Senti meus olhos encherem de lágrimas, mas neguei com a cabeça, respirei fundo, levantei do sofá, em momentos como estes me conectar com a deusa me traria conforto, fui até a sala do altar fazer as preces noturnas.
Segunda-feira pela manhã, depois de uma café da manhã raso, só um sanduíche de salada e um café com leite, porque a minha dispensa estava vazia eu não havia ido ao supermercado ainda, corri para a parada do ônibus, que para minha sorte era próxima do prédio após revisar a minha pasta e bolsa pela segunda vez naquela manhã.
O caminho era longo e o coração batia contra a garganta, ecoando contra os ouvidos enquanto o ônibus deslisava pelo asfalto, eu estava certa que era ansiedade, decidi que mesmo no ônibus, visto que eu estava sentada, era possível tirar cinco minutos para exercícios de respiração, acalmar minhas emoções.
POV Julia
O dia que eu mais temia havia chegado, o sentimento de medo do que estava prestes a acontecer, e o medo da Julinha de ser rejeitada, se fundiram.

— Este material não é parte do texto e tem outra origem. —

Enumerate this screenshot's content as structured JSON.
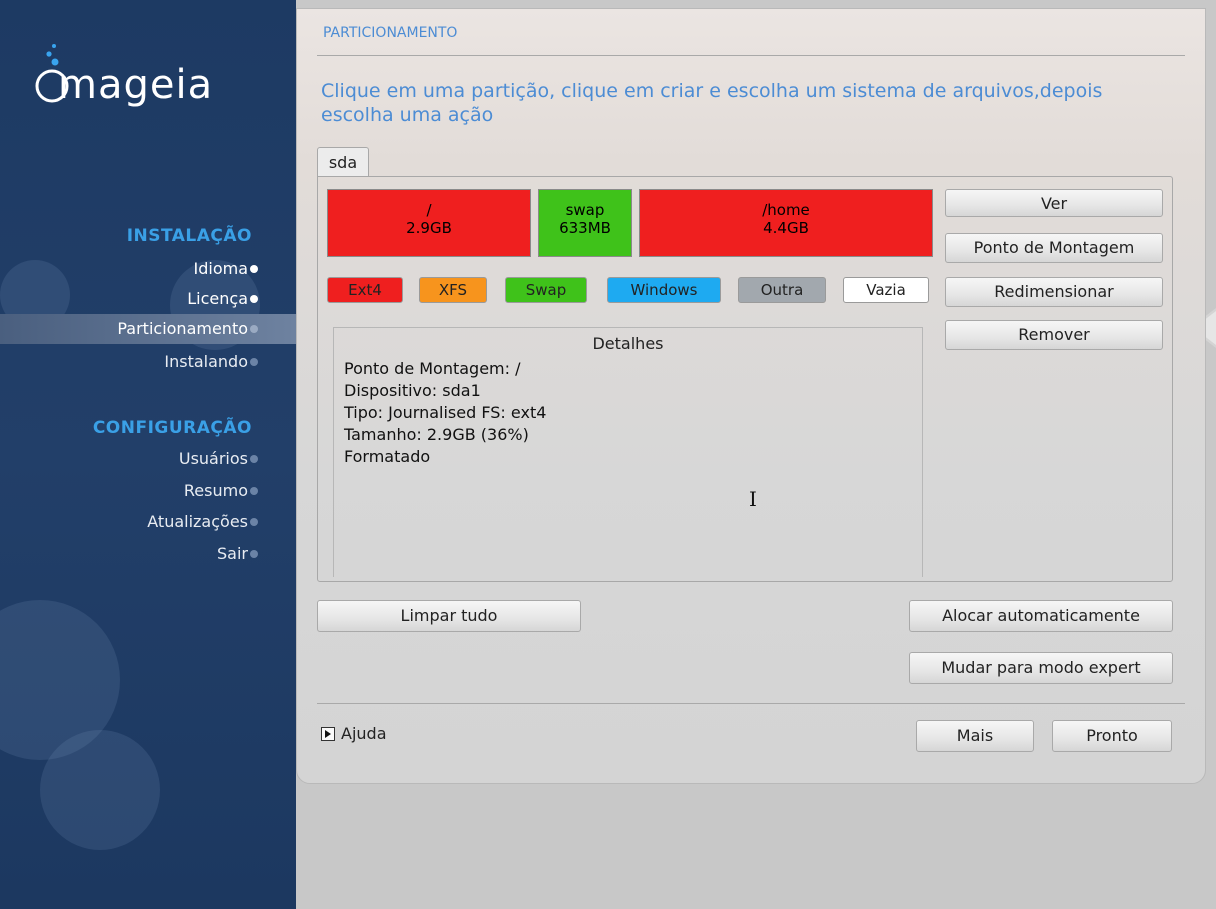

Para minha sorte, quando acordei encontrei uma mensagem da Naya no meu WhatsApp e isto foi o que me deu confiança para sair da cama.
“Tu consegue Jules, tu vai lá e mostrar do que tu é feita, eu quero detalhes.” NayNay.
“Tu também, mostra quem tu é de verdade, a Naya Riviera que eu conheci, não a Naya que tu fingia ser pra mídia.” Pedi.
Eu esperava a resposta enquanto terminava de me vestir, jaqueta de couro, coturno, a camiseta preta do hard rock e calça de couro preta, fui ao banheiro do meu quarto , puxei a gaveta do gaveteiro embaixo da pia, toquei levemente o estojo de maquiagem.
Tomei um fôlego, mas uma memória entrou na minha mente como um jato.
Eu estava em um corredor que parecia familiar, não sabia ao certo onde era, mas o piso de lajota branca, mas parecia que alguém estava pintando o teto e respingou tinta cinza, embora as paredes fossem brancas assim como o teto e as portas de madeira, parecia de uma escola ou universidade, não tinha certeza.
Eu estava com a Bibi, indo em direção ao que acreditava ser a saída, Naya com o cabelo pintando de loiro porque só os deuses sabem o motivo e Stella caminhando apressadas em nossa direção.
“...About the black eyeshadow... I hate it.” Naya bronqueou.
Eu soltei uma risadinha, não me lembrava o que gerou esta conversa, ou me fez vestir daquele jeito, mas minha amiga havia odiado, eu iria certamente enviar fotos pra ela, a câmera do meu iPhone funcionava, eu enviaria fotos pelo e-mail visto que Instagram e ela não era minha amiga no facebook,
“Que cor de sombra? Eu quero chocar.” Enviei a mensagem, ela não havia visualizado a anterior, provavelmente estava discutindo o roteiro.
“Hey Jules, desculpa, eu estava me arrumando, logo tenho que estar na FOX, vou dar meu máximo, prometo... sobre a sombra, nada de preto ou roxo, quer chocar, lilás “
“Tu é a melhor, qualquer coisa... to aqui, não esquece.” Prometi, meus olhos cheio de lágrimas.
“Eu também, boa sorte hoje.”
“Boa sorte.” Enviei.
Coloquei o telefone no balcão da pia, sabia o que eu iria fazer, peguei o estojo correto além dos brincos e piercings falsos, para a finalização da minha transformação, era a hora, o dia que eu, mas temia havia chegado, mas ao mesmo tempo o dia que minha missão começaria oficialmente, o dia em que tudo mudaria.